California inmate pleads guilty to murder in aid of racketeering in Aryan Brotherhood case

A key defendant in the federal government’s racketeering prosecution of the Aryan Brotherhood prison gang pleaded guilty Wednesday in Sacramento to murder in aid of racketeering and was sentenced to life in prison.

Brant Daniel, 49, agreed to plead guilty before Chief U.S. District Judge Kimberly J. Mueller as part of an agreement that calls for federal officials to seek to have Daniel serve his time in a federal prison instead of a California Department of Corrections and Rehabilitation facility.

Daniel has previously accused state prison guards of threatening him, planting contraband in his cell and being complicit in the deaths of other inmates.

The plea deal does not call for Daniel to cooperate with prosecutors, according to his lawyer, John Balazs.

“Mr. Daniel pled guilty today to only his own conduct with NO cooperation in exchange for a life sentence with the expectation that he will serve the sentence in federal prison rather than serve his sentences in state prison,” Balazs wrote in an email statement to The Sacramento Bee. “By doing so, Mr. Daniel pled guilty to a murder he had already pled guilty to in Monterey County Superior Court.

“He did so to spare his family the grief, expense and burden of a jury trial.”

Daniel’s plea deal comes six weeks after federal prosecutors announced they would not seek a death penalty prosecution against defendants in the case, which is set to go to trial Feb. 26.

The racketeering case was filed in 2019 and charged members of the Aryan Brotherhood prison gang of orchestrating murders, drug deals and other crimes from inside California prisons.

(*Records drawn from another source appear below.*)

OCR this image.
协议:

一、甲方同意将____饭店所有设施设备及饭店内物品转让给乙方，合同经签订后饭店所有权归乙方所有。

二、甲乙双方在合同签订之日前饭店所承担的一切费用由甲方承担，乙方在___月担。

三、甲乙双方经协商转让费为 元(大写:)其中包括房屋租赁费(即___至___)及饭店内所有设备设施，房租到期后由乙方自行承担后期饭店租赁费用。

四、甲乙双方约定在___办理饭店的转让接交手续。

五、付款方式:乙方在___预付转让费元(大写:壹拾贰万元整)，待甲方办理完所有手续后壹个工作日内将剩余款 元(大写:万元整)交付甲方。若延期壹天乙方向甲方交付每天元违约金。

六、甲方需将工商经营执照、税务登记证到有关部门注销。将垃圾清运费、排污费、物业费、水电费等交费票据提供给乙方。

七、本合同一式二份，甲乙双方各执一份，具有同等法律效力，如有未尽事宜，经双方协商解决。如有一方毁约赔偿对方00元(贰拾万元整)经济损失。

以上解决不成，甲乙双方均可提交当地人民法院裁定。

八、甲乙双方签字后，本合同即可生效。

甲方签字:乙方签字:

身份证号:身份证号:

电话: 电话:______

Daniel, known as “Two Scoops,” has previous convictions for attempted murder and assault with a firearm from 1995 and a 2017 guilty plea in Monterey County Superior Court to the murder of fellow inmate Zachary Scott at Salinas Valley State Prison on Oct. 29, 2016.

Daniel was sentenced to 30 years to life in the Scott slaying, and is currently being held at California State Prison, Sacramento, also known as New Folsom.

He was charged by federal prosecutors with killing Scott to aid the Aryan Brotherhood’s racketeering activity and bolster his position with the group.

Documents filed with the plea agreement say Daniel and another inmate attacked Scott, who died of 17 stab wounds to his arms, shoulders, face, abdomen and rib cage.

“Yeah, I did it,” Daniel said as officers approached. “It was me. I did it, and that’s all I have to say about that.”

Court documents say Daniel killed Scott because Scott had failed to carry out the slaying of another inmate Daniel had ordered.